Poster Presentation 47th Lorne Genome Conference 2026

Assessing Kolmogorov-Arnold networks for single-cell gene expression analysis   (133398)

Sandeep Santhosh Kumar 1 2 3 , Jackson Kwok 1 2 , Davis McCarthy 1 2 3 4
  1. University of Melbourne, North Melbourne, VIC, Australia
  2. Bioinformatics and Cellular Genomics Melbourne, St Vincent’s Institute of Medical Research, Melbourne, VIC, Australia
  3. Melbourne Integrative Genomics, University of Melbourne, Melbourne, VIC, Australia
  4. Faculty of Medicine, Dentistry and Health Sciences, University of Melbourne, 3010 Parkville, VIC , Australia

 

Kolmogorov-Arnold Networks (KANs) have recently emerged as a promising alternative to conventional multilayer perceptrons (MLPs) for scientific machine-learning applications. Their rapid adoption has stimulated several KAN-based methods in genomics and bioinformatics. In this study, we evaluate the utility of KANs for single-cell RNA-sequencing (scRNA-seq) analysis.

We benchmark a KAN architecture against a parameter-matched MLP for cell-type annotation across simulated, synthetic, and real scRNA-seq datasets. Hyperparameter tuning is performed independently for each model.

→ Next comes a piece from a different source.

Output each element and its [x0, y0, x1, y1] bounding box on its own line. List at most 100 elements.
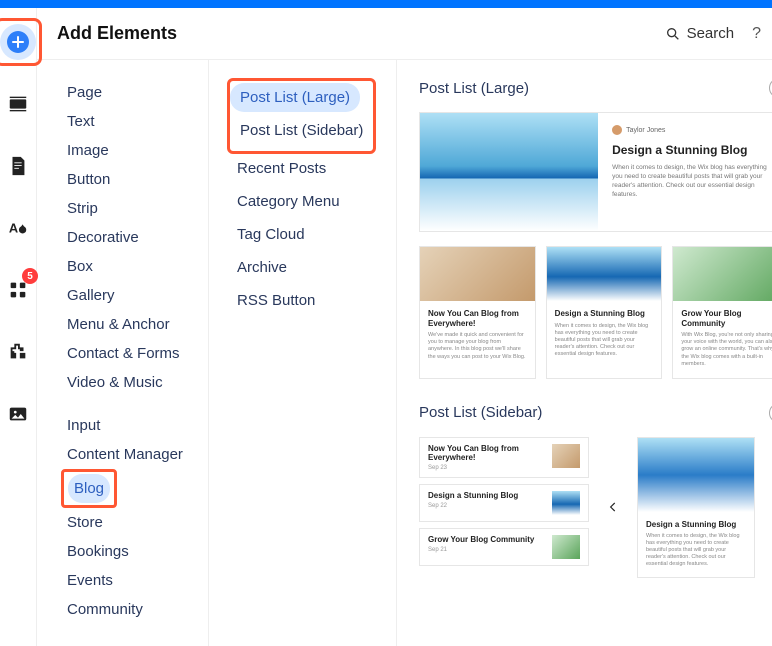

We find that KANs yield consistently higher validation accuracy on datasets exhibiting continuous cellular trajectories, such as differentiation processes. We attribute this improvement to the implicit regularisation induced by the smooth B-spline basis functions underlying KAN layers. To assess interpretability, we conduct a case study on real scRNA-seq data and compare KAN-derived feature attributions with SHAP values computed for the MLP.

Beyond annotation tasks, we explore the use of KANs for gene regulatory network (GRN) inference from temporal scRNA-seq. The smooth and interpretable spline formulation of KANs makes them a candidate for modelling gene-gene relationships. We integrate a KAN module into the dynGENIE3 framework and also develop a convolution-style KAN variant designed to incorporate temporal structure. Using the BoolODE simulation platform, we show competitive or superior performance in GRN inference methods including GENIE3, SCODE, and SINCERITIES. Ongoing evaluation with real scRNA-seq data sets will also be discussed.